Just as extraordinary was the bronze-timbred, complex Golaud of Brian Mulligan, good-intentioned and abusive, eliciting both revulsion and pity. His exchanges with Tsallagova vibrated with tension, building up to his violent eruptions. In fact, Mulligan was dramatically riveting throughout, from when Golaud first finds Mélisande in the forest to his desperate attempts at justifying his murder of Pelléas at her deathbed. And, together with an astonishing Gregor Hoffmann as Yniold, he turned the scene in which Golaud bullies his son into spying on his wife into an unnerving highlight. Hoffmann, a boy soprano in the Tölzer Knabenchor, looked very young, sang well, and showed great acting acumen. Another great asset in the cast was bass Peter Rose as King Arkel. His singing was as steady as a rock and his half-blind monarch exuded great dignity and profound loneliness. Katia Ledoux displayed an attractive mezzo-soprano as the brothers’ mother Geneviève and Michael Wilmering and Fredrik Bergman were able in the comprimario roles.
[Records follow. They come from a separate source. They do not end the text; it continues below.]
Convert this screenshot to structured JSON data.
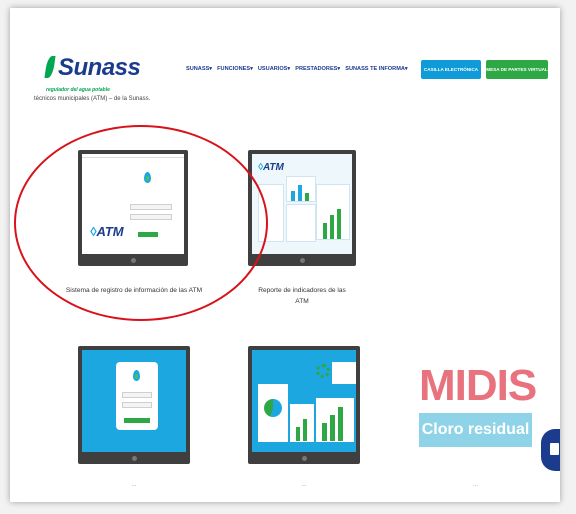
{
  "header": {
    "logo_text": "Sunass",
    "tagline": "regulador del agua potable",
    "nav_items": [
      "SUNASS▾",
      "FUNCIONES▾",
      "USUARIOS▾",
      "PRESTADORES▾",
      "SUNASS TE INFORMA▾"
    ],
    "casilla_button": "CASILLA ELECTRÓNICA",
    "mesa_button": "MESA DE PARTES VIRTUAL"
  },
  "intro_text": "técnicos municipales (ATM) – de la Sunass.",
  "cards": [
    {
      "caption": "Sistema de registro de información de las ATM",
      "screen_logo": "ATM"
    },
    {
      "caption_line1": "Reporte de indicadores de las",
      "caption_line2": "ATM",
      "screen_logo": "ATM"
    },
    {
      "caption": "..."
    },
    {
      "caption": "..."
    }
  ],
  "midis": {
    "word": "MIDIS",
    "banner": "Cloro residual",
    "caption": "..."
  },
  "colors": {
    "brand_blue": "#1b3c8c",
    "brand_green": "#00a651",
    "accent_cyan": "#0f9bd7",
    "highlight_red": "#d9121a",
    "midis_pink": "#e8727d",
    "cloro_blue": "#8fd3e8"
  },
  "icons": {
    "floating_button": "document-icon",
    "drop": "water-drop-icon"
  }
}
Anyone familiar with director Olivier Py’s work knows that he is allergic to colour. If you don’t mind Pierre-André Weitz’s monochrome visuals, you’ll probably find that Py’s semi-stylised staging suits this work very well. Symbolism is probably the most misleadingly named movement in the history of art, since there is no direct correspondence between symbols and their meaning. The audience themselves are expected to interpret words and events, and this production is abstract enough not to interfere with that process. Golaud discovers Mélisande in a forest of gleaming, dangling rods. The interiors and exterior of the castle at Allemonde are composed and recomposed by supers in suits wheeling in large skeletal prisms. The geometrically intricate set, full of dark corners, has a severe beauty. Being chiefly metallic, it sometime clangs and chimes when it shouldn’t, but its labyrinth of ladders and staircases, through which the characters are forever climbing, is a strong metaphor for their ignorance regarding their own destiny. Spare but unambiguous imagery points to the inexorable calamity. In the tower scene, Mélisande combs her golden hair with a knife. And before Golaud actually kills his brother, a Pélleas double perishes on the roof, while Yniold, at play, viciously stabs a rag doll. It’s an insightful, beautifully acted account of this spellbinding masterpiece.